Oil Pops More Than 10% On Drone Attack In Saudi Arabia–Where Does It Go From Here?

Oil prices are higher–much higher–today after a drone attack on Saudi Arabia’s Abqaiq processing center knocked out 50% of the country’s oil production. As of 1 p.m. New York time U.S. benchmark West Texas Intermediate was up 13.58% to $62.30 a barrel. International benchmark Brent crude was up 13.67% to $68.45 a barrel.

Where do oil prices go from here?

First, note that while the attack put 50% of Saudi Arabia’s production out of commission that still represents just 5% of global supply. All reports indicate that there’s plenty of oil in the system to cover the near-term shortfall.

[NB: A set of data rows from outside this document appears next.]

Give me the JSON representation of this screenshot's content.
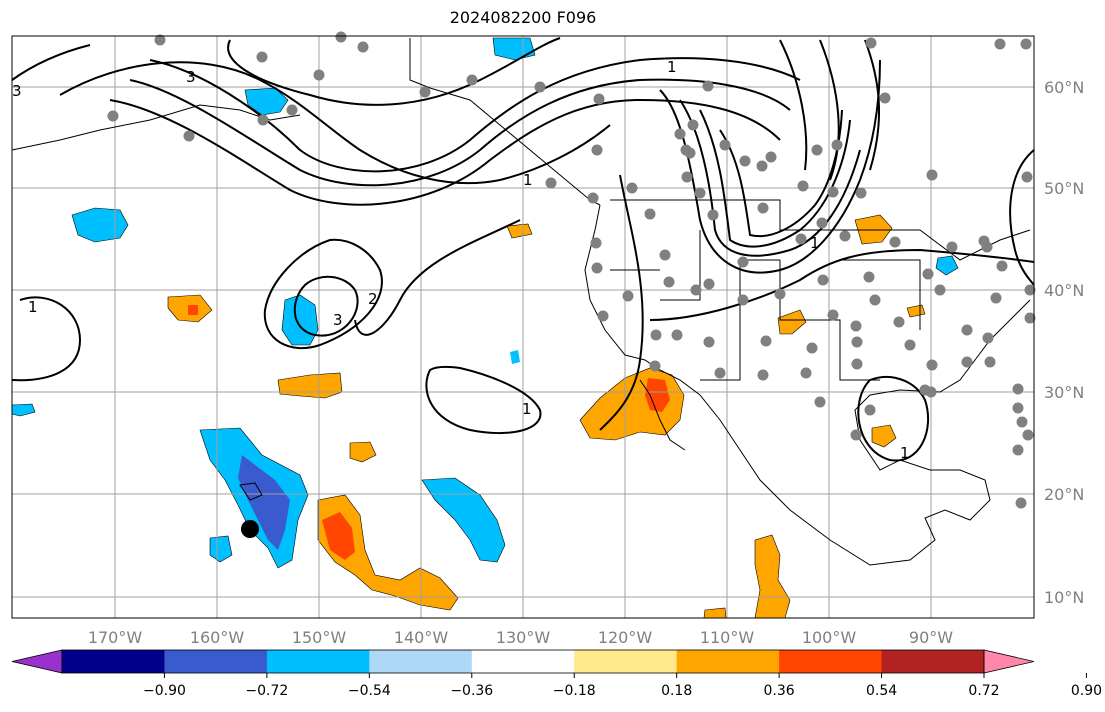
{
  "title": "2024082200 F096",
  "lon_labels": [
    "170°W",
    "160°W",
    "150°W",
    "140°W",
    "130°W",
    "120°W",
    "110°W",
    "100°W",
    "90°W"
  ],
  "lat_labels": [
    "60°N",
    "50°N",
    "40°N",
    "30°N",
    "20°N",
    "10°N"
  ],
  "colorbar": {
    "colors": [
      "#9932cc",
      "#00008b",
      "#3a5bcd",
      "#00bfff",
      "#add8f6",
      "#ffffff",
      "#ffe98a",
      "#ffa500",
      "#ff4500",
      "#b22222",
      "#ff88aa"
    ],
    "tick_labels": [
      "−0.90",
      "−0.72",
      "−0.54",
      "−0.36",
      "−0.18",
      "0.18",
      "0.36",
      "0.54",
      "0.72",
      "0.90"
    ]
  },
  "contour_labels": [
    "3",
    "3",
    "1",
    "1",
    "2",
    "3",
    "1",
    "1",
    "1",
    "1"
  ],
  "colors": {
    "land_line": "#000000",
    "grid": "#a0a0a0",
    "station": "#808080",
    "contour": "#000000"
  }
}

Second, “near-term,” yes. But how long will it take for Saudi production to be restored to full pre-attack levels? The projections right now are that a “significant” amount of production, perhaps as much as 50%, will be stored in a matter of days. Restoring the rest will take weeks.

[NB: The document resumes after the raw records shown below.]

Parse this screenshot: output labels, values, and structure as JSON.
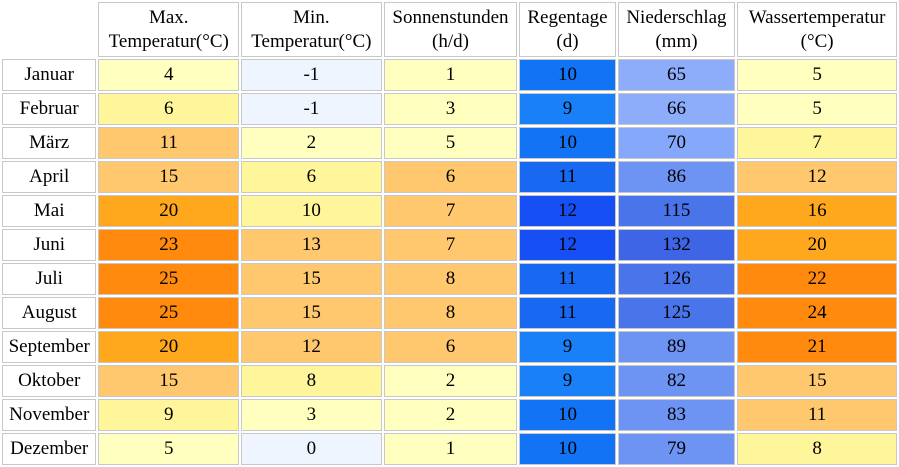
{
  "headers": [
    {
      "line1": "Max.",
      "line2": "Temperatur(°C)"
    },
    {
      "line1": "Min.",
      "line2": "Temperatur(°C)"
    },
    {
      "line1": "Sonnenstunden",
      "line2": "(h/d)"
    },
    {
      "line1": "Regentage",
      "line2": "(d)"
    },
    {
      "line1": "Niederschlag",
      "line2": "(mm)"
    },
    {
      "line1": "Wassertemperatur",
      "line2": "(°C)"
    }
  ],
  "rows": [
    {
      "month": "Januar",
      "values": [
        "4",
        "-1",
        "1",
        "10",
        "65",
        "5"
      ],
      "colors": [
        "#ffffc0",
        "#eef5ff",
        "#ffffc0",
        "#1273f5",
        "#8dadfb",
        "#ffffc0"
      ]
    },
    {
      "month": "Februar",
      "values": [
        "6",
        "-1",
        "3",
        "9",
        "66",
        "5"
      ],
      "colors": [
        "#fff59a",
        "#eef5ff",
        "#ffffc0",
        "#1a80f7",
        "#8dadfb",
        "#ffffc0"
      ]
    },
    {
      "month": "März",
      "values": [
        "11",
        "2",
        "5",
        "10",
        "70",
        "7"
      ],
      "colors": [
        "#ffc86e",
        "#ffffc0",
        "#ffffc0",
        "#1273f5",
        "#86a8fa",
        "#fff59a"
      ]
    },
    {
      "month": "April",
      "values": [
        "15",
        "6",
        "6",
        "11",
        "86",
        "12"
      ],
      "colors": [
        "#ffc86e",
        "#fff59a",
        "#ffc86e",
        "#1868f2",
        "#6d93f3",
        "#ffc86e"
      ]
    },
    {
      "month": "Mai",
      "values": [
        "20",
        "10",
        "7",
        "12",
        "115",
        "16"
      ],
      "colors": [
        "#ffa81e",
        "#fff59a",
        "#ffc86e",
        "#1650f5",
        "#4a74ea",
        "#ffa81e"
      ]
    },
    {
      "month": "Juni",
      "values": [
        "23",
        "13",
        "7",
        "12",
        "132",
        "20"
      ],
      "colors": [
        "#ff8a0e",
        "#ffc86e",
        "#ffc86e",
        "#1650f5",
        "#3d65e6",
        "#ffa81e"
      ]
    },
    {
      "month": "Juli",
      "values": [
        "25",
        "15",
        "8",
        "11",
        "126",
        "22"
      ],
      "colors": [
        "#ff8a0e",
        "#ffc86e",
        "#ffc86e",
        "#1868f2",
        "#4a74ea",
        "#ff8a0e"
      ]
    },
    {
      "month": "August",
      "values": [
        "25",
        "15",
        "8",
        "11",
        "125",
        "24"
      ],
      "colors": [
        "#ff8a0e",
        "#ffc86e",
        "#ffc86e",
        "#1868f2",
        "#4a74ea",
        "#ff8a0e"
      ]
    },
    {
      "month": "September",
      "values": [
        "20",
        "12",
        "6",
        "9",
        "89",
        "21"
      ],
      "colors": [
        "#ffa81e",
        "#ffc86e",
        "#ffc86e",
        "#1a80f7",
        "#6d93f3",
        "#ff8a0e"
      ]
    },
    {
      "month": "Oktober",
      "values": [
        "15",
        "8",
        "2",
        "9",
        "82",
        "15"
      ],
      "colors": [
        "#ffc86e",
        "#fff59a",
        "#ffffc0",
        "#1a80f7",
        "#6d93f3",
        "#ffc86e"
      ]
    },
    {
      "month": "November",
      "values": [
        "9",
        "3",
        "2",
        "10",
        "83",
        "11"
      ],
      "colors": [
        "#fff59a",
        "#ffffc0",
        "#ffffc0",
        "#1273f5",
        "#6d93f3",
        "#ffc86e"
      ]
    },
    {
      "month": "Dezember",
      "values": [
        "5",
        "0",
        "1",
        "10",
        "79",
        "8"
      ],
      "colors": [
        "#ffffc0",
        "#eef5ff",
        "#ffffc0",
        "#1273f5",
        "#6d93f3",
        "#fff59a"
      ]
    }
  ]
}
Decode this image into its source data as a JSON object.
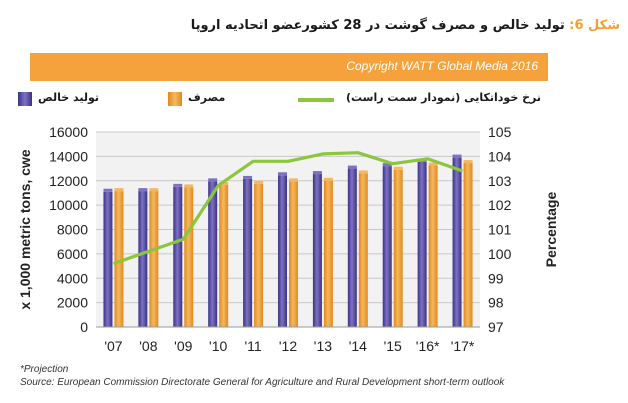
{
  "title": {
    "label": "شکل",
    "number": "6",
    "colon": ":",
    "text": "تولید خالص و مصرف گوشت در 28 کشورعضو اتحادیه اروپا"
  },
  "banner": {
    "text": "Copyright WATT Global Media 2016"
  },
  "legend": {
    "production": "تولید خالص",
    "consumption": "مصرف",
    "self_sufficiency": "نرخ خوداتکایی (نمودار سمت راست)"
  },
  "colors": {
    "production_bar": "#3b3287",
    "production_bar_light": "#7d72c2",
    "consumption_bar": "#e08a1c",
    "consumption_bar_light": "#f5b760",
    "line": "#8cc63e",
    "grid": "#c8c8c8",
    "banner": "#f5a23c",
    "plot_bg": "#f2f2f2"
  },
  "chart_data": {
    "type": "bar",
    "categories": [
      "'07",
      "'08",
      "'09",
      "'10",
      "'11",
      "'12",
      "'13",
      "'14",
      "'15",
      "'16*",
      "'17*"
    ],
    "series": [
      {
        "name": "تولید خالص",
        "axis": "left",
        "values": [
          11100,
          11150,
          11500,
          11950,
          12150,
          12450,
          12550,
          13000,
          13200,
          13550,
          13900
        ]
      },
      {
        "name": "مصرف",
        "axis": "left",
        "values": [
          11150,
          11150,
          11450,
          11650,
          11750,
          11950,
          12000,
          12600,
          12900,
          13250,
          13450
        ]
      },
      {
        "name": "نرخ خوداتکایی (نمودار سمت راست)",
        "axis": "right",
        "type": "line",
        "values": [
          99.6,
          100.1,
          100.6,
          102.8,
          103.8,
          103.8,
          104.1,
          104.15,
          103.7,
          103.9,
          103.4
        ]
      }
    ],
    "ylabel": "x 1,000 metric tons, cwe",
    "ylim": [
      0,
      16000
    ],
    "yticks": [
      "0",
      "2000",
      "4000",
      "6000",
      "8000",
      "10000",
      "12000",
      "14000",
      "16000"
    ],
    "y2label": "Percentage",
    "y2lim": [
      97,
      105
    ],
    "y2ticks": [
      "97",
      "98",
      "99",
      "100",
      "101",
      "102",
      "103",
      "104",
      "105"
    ],
    "grid": true
  },
  "footnotes": {
    "projection": "*Projection",
    "source": "Source: European Commission Directorate General for Agriculture and Rural Development short-term outlook"
  }
}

Third, even when production is restored, the effects of the attack will linger. The biggest long-term effect–short of large scale military action in the area–will be to re-price risk in the oil market. After this attack, it will be much harder for oil markets to gloss over the fragility of Middle East production.

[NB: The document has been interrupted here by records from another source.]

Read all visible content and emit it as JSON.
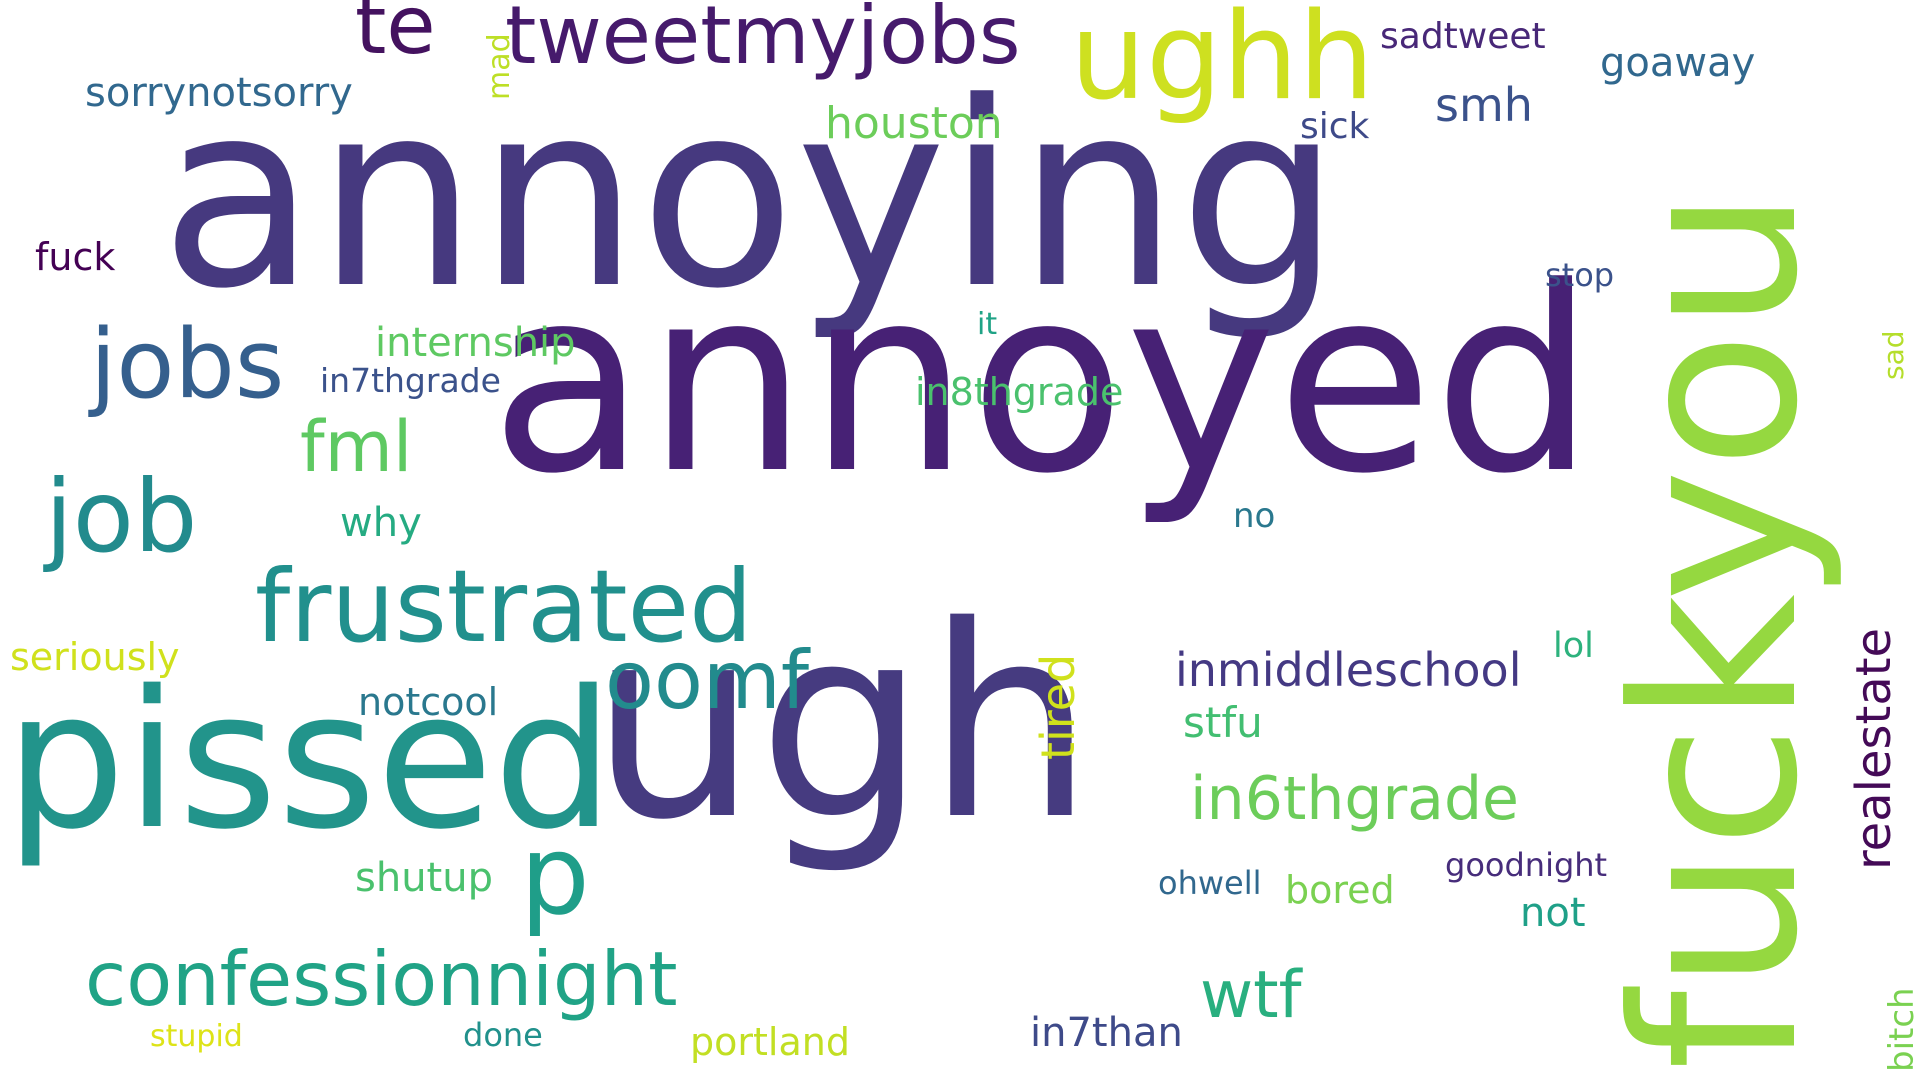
{
  "cloud": {
    "background": "#ffffff",
    "words": [
      {
        "text": "annoying",
        "color": "#46397f"
      },
      {
        "text": "annoyed",
        "color": "#472175"
      },
      {
        "text": "ugh",
        "color": "#463b80"
      },
      {
        "text": "fuckyou",
        "color": "#95d840"
      },
      {
        "text": "pissed",
        "color": "#22948b"
      },
      {
        "text": "ughh",
        "color": "#cee020"
      },
      {
        "text": "tweetmyjobs",
        "color": "#461a6c"
      },
      {
        "text": "te",
        "color": "#44125f"
      },
      {
        "text": "frustrated",
        "color": "#21908d"
      },
      {
        "text": "jobs",
        "color": "#355f8d"
      },
      {
        "text": "job",
        "color": "#228b8d"
      },
      {
        "text": "confessionnight",
        "color": "#20a386"
      },
      {
        "text": "oomf",
        "color": "#228b8d"
      },
      {
        "text": "p",
        "color": "#1f9e89"
      },
      {
        "text": "fml",
        "color": "#5ec962"
      },
      {
        "text": "in6thgrade",
        "color": "#6ccd5a"
      },
      {
        "text": "realestate",
        "color": "#440a57"
      },
      {
        "text": "wtf",
        "color": "#29af7f"
      },
      {
        "text": "inmiddleschool",
        "color": "#443983"
      },
      {
        "text": "tired",
        "color": "#d0e11c"
      },
      {
        "text": "sorrynotsorry",
        "color": "#31688e"
      },
      {
        "text": "houston",
        "color": "#6ccd5a"
      },
      {
        "text": "smh",
        "color": "#3b528b"
      },
      {
        "text": "goaway",
        "color": "#31688e"
      },
      {
        "text": "sadtweet",
        "color": "#482878"
      },
      {
        "text": "sick",
        "color": "#3e4a89"
      },
      {
        "text": "mad",
        "color": "#bddf26"
      },
      {
        "text": "fuck",
        "color": "#440154"
      },
      {
        "text": "internship",
        "color": "#5ec962"
      },
      {
        "text": "in7thgrade",
        "color": "#3b528b"
      },
      {
        "text": "in8thgrade",
        "color": "#4ac16d"
      },
      {
        "text": "it",
        "color": "#20a386"
      },
      {
        "text": "stop",
        "color": "#3b528b"
      },
      {
        "text": "sad",
        "color": "#b5de2b"
      },
      {
        "text": "why",
        "color": "#25ab82"
      },
      {
        "text": "no",
        "color": "#2a788e"
      },
      {
        "text": "seriously",
        "color": "#d0e11c"
      },
      {
        "text": "notcool",
        "color": "#2a788e"
      },
      {
        "text": "stfu",
        "color": "#42be71"
      },
      {
        "text": "lol",
        "color": "#2db27d"
      },
      {
        "text": "shutup",
        "color": "#4ac16d"
      },
      {
        "text": "ohwell",
        "color": "#31688e"
      },
      {
        "text": "bored",
        "color": "#7ad151"
      },
      {
        "text": "goodnight",
        "color": "#472d7b"
      },
      {
        "text": "not",
        "color": "#1fa088"
      },
      {
        "text": "in7than",
        "color": "#3e4a89"
      },
      {
        "text": "portland",
        "color": "#c2df23"
      },
      {
        "text": "done",
        "color": "#21918c"
      },
      {
        "text": "stupid",
        "color": "#dde318"
      },
      {
        "text": "bitch",
        "color": "#7ad151"
      }
    ]
  }
}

Fourth, will the Saudis and the United States respond with an attack on Iran? Houthi rebels fighting the government of Yemen in a prolonged civil war with Iranian backing have claimed credit for the attack on Abqiaq. The initial Saudi and U.S. response was that the weapons used were beyond the capacity of the Houthi rebels and that they were launched from somewhere else than Yemen. The two countries have raised the possibility that they were launched from Iraq (the Iraqis say No way) or Iran. Analysis of the wreckage says the equipment used in the drone was Iranian in source whatever the location of the launch. U.S. Secretary of State Mike Pompeo was first out of the box on Twitter, blaming Iran for the attack and saying, on Saturday, that the attack did not come from Yemen, Pompeo did not offer any evidence for that claim, which, especially given the speed of his response, raised the possibility that the Secretary of State didn’t have any evidence, but that it, worryingly, indicated a continued preference in the administration for an attack on Iran. President Donald Trump quickly tweeted after the attack that the U.S. military is locked and loaded and is just waiting to hear from Saudi Arabia how that country would like to respond. The implication–that an attack by the U.S. military depends on a decision by the Saudi government–has rattled some Middle East experts and the oil market. The market is very aware that a U.S. or U.S.-backed attack on Iran will be met with retaliatory attacks on oil shipments through the Gulf of Hormuz.  The Houthi rebels, for their part, have warned of further attacks.

As of 1 p.m. New York time the few oil stocks that I still own in my online portfolios were up significantly on news of the supply disruption. Shares of Pioneer Energy (PDX) and Parsley Energy (PE), both big producers from U.S. oil shales, were top 4.35% and 6.76%, respectively. Norway’s Equinor (EQNR) was higher by 4.24%.

So far stocks aren’t happy with the news but aren’t startled into a big sell off. As of 1 p.m. the Standard & Poor’s 500 was down 0.38% and the Dow Jones Industrial Average was lower by 0.52%. The iShares MCSI Emerging Markets ETF (EEM) was lower by 0.80%. (Higher oil prices would be a big deal for developing countries.)

The attack comes just days before the Federal Reserve meets (September 18) on interest rates. Will the Fed factor this added uncertainty into its decision on rates and its projections on growth in the U.S. economy.